We tried 4 x EBS (2000 piops each) volumes on a EBS optimized instance, prewarmed the ebs volumes as instructed by Amazon, set up a Raid 0 array with mdadm, installed xfs, and restored a backup then configured the replication parameters.
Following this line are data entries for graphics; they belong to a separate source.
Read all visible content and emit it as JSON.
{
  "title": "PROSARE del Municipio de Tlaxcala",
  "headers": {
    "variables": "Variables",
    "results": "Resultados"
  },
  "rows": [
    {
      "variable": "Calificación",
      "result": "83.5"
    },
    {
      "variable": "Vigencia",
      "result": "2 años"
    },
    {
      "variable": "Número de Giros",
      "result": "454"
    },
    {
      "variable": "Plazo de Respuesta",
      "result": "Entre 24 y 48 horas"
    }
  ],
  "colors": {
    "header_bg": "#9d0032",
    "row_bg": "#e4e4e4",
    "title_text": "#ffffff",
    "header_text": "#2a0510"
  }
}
The slave is not able to catch up to the master.
$ cat /proc/mdstat
Personalities : [linear] [multipath] [raid0] [raid1] [raid6] [raid5] [raid4] [raid10]
md0 : active raid0 xvdi[3] xvdh[2] xvdg[1] xvdf[0]
419429376 blocks super 1.2 256k chunks
unused devices:
iostat output:
Device: rrqm/s wrqm/s r/s w/s rkB/s wkB/s avgrq-sz avgqu-sz await r_await w_await svctm %util
xvdap1 0.00 0.20 0.00 0.60 0.00 3.20 10.67 0.00 1.33 0.00 1.33 1.33 0.08
xvdf 0.00 0.00 1.20 496.20 19.20 16995.20 68.41 1.23 2.47 0.67 2.47 0.66 32.72
xvdg 0.00 0.00 1.20 404.20 19.20 16628.00 82.13 0.85 2.09 0.67 2.10 0.44 17.92
xvdh 0.00 0.00 1.00 427.20 16.00 16776.80 78.43 1.03 2.39 0.00 2.40 0.53 22.64
xvdi 0.00 0.20 0.60 493.80 9.60 16947.20 68.60 1.14 2.30 0.00 2.30 0.63 31.04
md0 0.00 0.00 4.00 1820.40 64.00 67310.40 73.86 0.00 0.00 0.00 0.00 0.00 0.00
Write throughput is 67310 kB/s, however iotop attributes much less to the mysql process:
Total DISK READ: 79.73 K/s | Total DISK WRITE: 64.24 M/s
TID PRIO USER DISK READ DISK WRITE SWAPIN IO> COMMAND
5464 be/4 mysql 0.00 B/s 886.63 K/s 0.00 % 16.37 % mysqld --basedir=/usr --datadir=/var/lib/mys~ocket=/var/run/mysqld/mysqld.sock --port=3306
5465 be/4 mysql 54.22 K/s 173.82 K/s 0.00 % 3.18 % mysqld --basedir=/usr --datadir=/var/lib/mys~ocket=/var/run/mysqld/mysqld.sock --port=3306
5101 be/4 mysql 19.14 K/s 0.00 B/s 0.00 % 0.09 % mysqld --basedir=/usr --datadir=/var/lib/mys~ocket=/var/run/mysqld/mysqld.sock --port=3306
5100 be/4 mysql 6.38 K/s 11.96 K/s 0.00 % 0.07 % mysqld --basedir=/usr --datadir=/var/lib/mys~ocket=/var/run/mysqld/mysqld.sock --port=3306
I have no idea what is doing the remaining 63 M/s writes. Interestingly, when I stop the slave, the write throughput goes to 0. After slave start, it again exhibits the strange I/O pattern.
Next, I tried a high I/O instance that has an SSD. I only used one of the ephemeral SSD disks, and then MySQL was able to catch up to the master. It was doing 30 M/s until it caught up and sustained 10 M/s after that.
So I am suspicious of the EBS Raid 0 setup, but have no idea how to fix it. Has anyone else had this same issue?
Both master and slave are 5.5.30-30.1-log Percona Server (GPL), Release 30.1, OS is Ubuntu 12.04.